Olimpiyat Arızi Gündemdi

Gündem hızlı bir şekilde 2020 olimpiyatlarına kilitlendi.

Birden bire İstanbul’umuzun olimpiyatlara ev sahipliği yapabileceği ihtimali belirdi.

Gelişme herkesi ümitlendirmekle kalmadı, olursa çok iyi olur noktasına taşıdı.

Sokaktaki vatandaştan piramidin tepesine kadar her vatandaşta bir heyecan fırtınası estirdi.

İçte ve dışta sıkışık gündem yaşayan hükümetimiz de kotarılacak bir ev sahipliğinin moralleri düzeltmeye yarayacağını düşünüyordu.

Her daim halkla ters düşmeyi adet haline getiren bazı ulusalcı nev zuhurları saymasak bütün olarak milletimiz sevinçli haberi bekliyorduk.

Şehrimizin valisi de hemşerilerinin mutluluğunu paylaşmak için Sultanahmet Meydanı’ndaydı.

Ama olmadı, olmamasının bir sürü nedeni var.

Tadat etmek için bu satırlar kâfi gelmez.

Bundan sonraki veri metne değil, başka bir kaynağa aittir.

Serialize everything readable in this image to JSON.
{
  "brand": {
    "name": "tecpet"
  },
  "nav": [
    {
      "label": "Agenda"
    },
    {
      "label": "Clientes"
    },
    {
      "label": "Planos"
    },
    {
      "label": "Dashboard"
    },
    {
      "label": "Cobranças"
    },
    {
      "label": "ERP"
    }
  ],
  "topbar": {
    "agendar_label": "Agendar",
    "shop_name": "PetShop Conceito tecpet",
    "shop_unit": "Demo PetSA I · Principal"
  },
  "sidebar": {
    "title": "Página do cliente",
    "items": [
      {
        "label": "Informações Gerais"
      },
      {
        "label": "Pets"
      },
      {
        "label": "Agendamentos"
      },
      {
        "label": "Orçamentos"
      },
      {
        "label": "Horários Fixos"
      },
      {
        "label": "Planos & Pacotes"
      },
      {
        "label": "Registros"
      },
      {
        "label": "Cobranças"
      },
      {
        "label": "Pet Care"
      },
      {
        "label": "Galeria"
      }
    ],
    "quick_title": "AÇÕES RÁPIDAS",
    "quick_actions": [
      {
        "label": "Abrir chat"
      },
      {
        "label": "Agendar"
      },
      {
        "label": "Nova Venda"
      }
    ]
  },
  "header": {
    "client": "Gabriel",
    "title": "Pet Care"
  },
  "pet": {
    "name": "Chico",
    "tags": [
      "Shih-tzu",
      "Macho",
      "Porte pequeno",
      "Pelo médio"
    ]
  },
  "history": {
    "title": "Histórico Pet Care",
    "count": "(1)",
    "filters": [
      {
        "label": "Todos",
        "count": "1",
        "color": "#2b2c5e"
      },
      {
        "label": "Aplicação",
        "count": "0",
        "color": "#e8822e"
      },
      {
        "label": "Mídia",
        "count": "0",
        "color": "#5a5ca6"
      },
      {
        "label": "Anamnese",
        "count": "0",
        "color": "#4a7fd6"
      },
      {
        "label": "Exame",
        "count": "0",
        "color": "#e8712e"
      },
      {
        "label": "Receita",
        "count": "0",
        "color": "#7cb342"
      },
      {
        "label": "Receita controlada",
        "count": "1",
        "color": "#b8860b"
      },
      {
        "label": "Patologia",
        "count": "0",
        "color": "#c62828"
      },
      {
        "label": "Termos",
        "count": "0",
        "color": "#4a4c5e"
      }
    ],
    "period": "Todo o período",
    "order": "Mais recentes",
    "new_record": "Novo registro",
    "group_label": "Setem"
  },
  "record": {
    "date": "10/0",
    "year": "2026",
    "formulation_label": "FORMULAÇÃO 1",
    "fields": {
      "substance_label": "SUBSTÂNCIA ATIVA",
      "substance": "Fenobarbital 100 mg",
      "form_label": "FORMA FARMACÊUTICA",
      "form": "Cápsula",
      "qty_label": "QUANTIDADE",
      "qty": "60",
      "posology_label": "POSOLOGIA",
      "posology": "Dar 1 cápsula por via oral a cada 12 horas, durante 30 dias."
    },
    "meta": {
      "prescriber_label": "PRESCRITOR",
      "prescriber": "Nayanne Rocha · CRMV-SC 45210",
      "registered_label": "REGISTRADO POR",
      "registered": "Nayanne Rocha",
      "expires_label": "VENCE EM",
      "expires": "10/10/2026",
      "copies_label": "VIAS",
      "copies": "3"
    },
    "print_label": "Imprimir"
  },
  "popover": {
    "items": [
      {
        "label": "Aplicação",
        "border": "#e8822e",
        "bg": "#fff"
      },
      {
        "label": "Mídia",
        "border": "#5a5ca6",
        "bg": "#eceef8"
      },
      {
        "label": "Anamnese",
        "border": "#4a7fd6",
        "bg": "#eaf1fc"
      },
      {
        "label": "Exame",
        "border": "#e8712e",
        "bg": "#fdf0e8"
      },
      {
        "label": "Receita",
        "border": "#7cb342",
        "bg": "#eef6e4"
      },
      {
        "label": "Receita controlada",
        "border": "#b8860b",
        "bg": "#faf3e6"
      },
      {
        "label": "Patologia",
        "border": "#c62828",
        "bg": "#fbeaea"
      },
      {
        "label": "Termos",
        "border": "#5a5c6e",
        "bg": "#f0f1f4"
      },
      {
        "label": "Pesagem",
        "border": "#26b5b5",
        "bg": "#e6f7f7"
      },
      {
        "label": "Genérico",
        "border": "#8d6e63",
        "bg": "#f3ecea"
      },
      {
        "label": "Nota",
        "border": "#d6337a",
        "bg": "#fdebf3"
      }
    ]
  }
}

Açık söylemek gerekirse olimpiyatlarda ev sahipliği yapmak “arizi” bir durumdu, geldi, bünyeye hızla girdi ve geldiği gibi gitti.

Şimdi esas gündeme dönme zamanı.

İçte ve dışta gündemimizi oluşturan asıl mevzulara bakarsak; içerde henüz “gezi” gailesini tamamen bertaraf ettiğimiz söylenemez.

Her an, her yerden patlak verebilecek bir beklentinin oluşmuş olması normal insanları endişeye sürüklüyor.

Millet çocuklarını üniversitelere tereddütlü gönderiyor, göndermeyenler de var.

Ekonomi kendisini kaos ortamına göre şimdiden hazırlamış vaziyette.

İki ay önceki kredi faizi oranlarıyla bu günkü oranlar arasında korkunç uçurum var, sebep sadedinde verilen cevap “kriz beklentisi”

Yukarıda ev sahibi olmamamızın birçok nedeni var demiştim ama en mühim sebebi gezi çapulcularının oluşturduğu istikrar yok havası ile Sayın Erdoğan’ın kişiliği üzerinde oluşturmaya çalıştıkları diktatör yaftasıdır.

Eğer 2020 olimpiyatlarına ev sahipliğini kazanabilseydik, Türkiye istikrarlı ve demokratik bir ülkedir diye batılı ülkeler tarafından tescil edilmiş olacaktı.

Olmadı, istemezükçüler kına yaksınlar!

Dışarıda da iki önemli gündemimizin biri Suriye diğeri de Mısır’dır.

Suriye meselesi tam “yüzdük yüzdük kuyruğuna geldik” denilecek bir konumda.

BM Genel Sekreteri’nin engelleme çalışmaları başarıya ulaşmazsa bu hafta bir müdahale olabilir.

Birçok olumsuz ihtimali bünyesinde barındıran bu müdahale her şeye rağmen yapılmalıdır.

Mısır konusunda daha darbenin ilk günlerinde ifade ettiğimiz endişeler birer birer vaki oluyor.

Son olarak Mısır Ordusu’nun İsrail uçaklarının yardımıyla Sina yarımadasına düzenlediği operasyonda onlarca kişi katledildi.

Bu operasyon da İhvan’ı silaha sarılmaya zorlayacak programın bir parçası.

İçişleri bakanına düzmece bir suikast düzenlediler yetmedi, düzmece dedik zira o esnada bakan arabasında yoktu.

Bakalım benzer daha neler göreceğiz.

Evet, olimpiyatlar arızi bir gündemdi, geldi-geçti, takılmayalım.

Asıl gündemimiz içte istikra dışta ise Suriye ve Mısır’da Hakkın yerini bulmasıdır.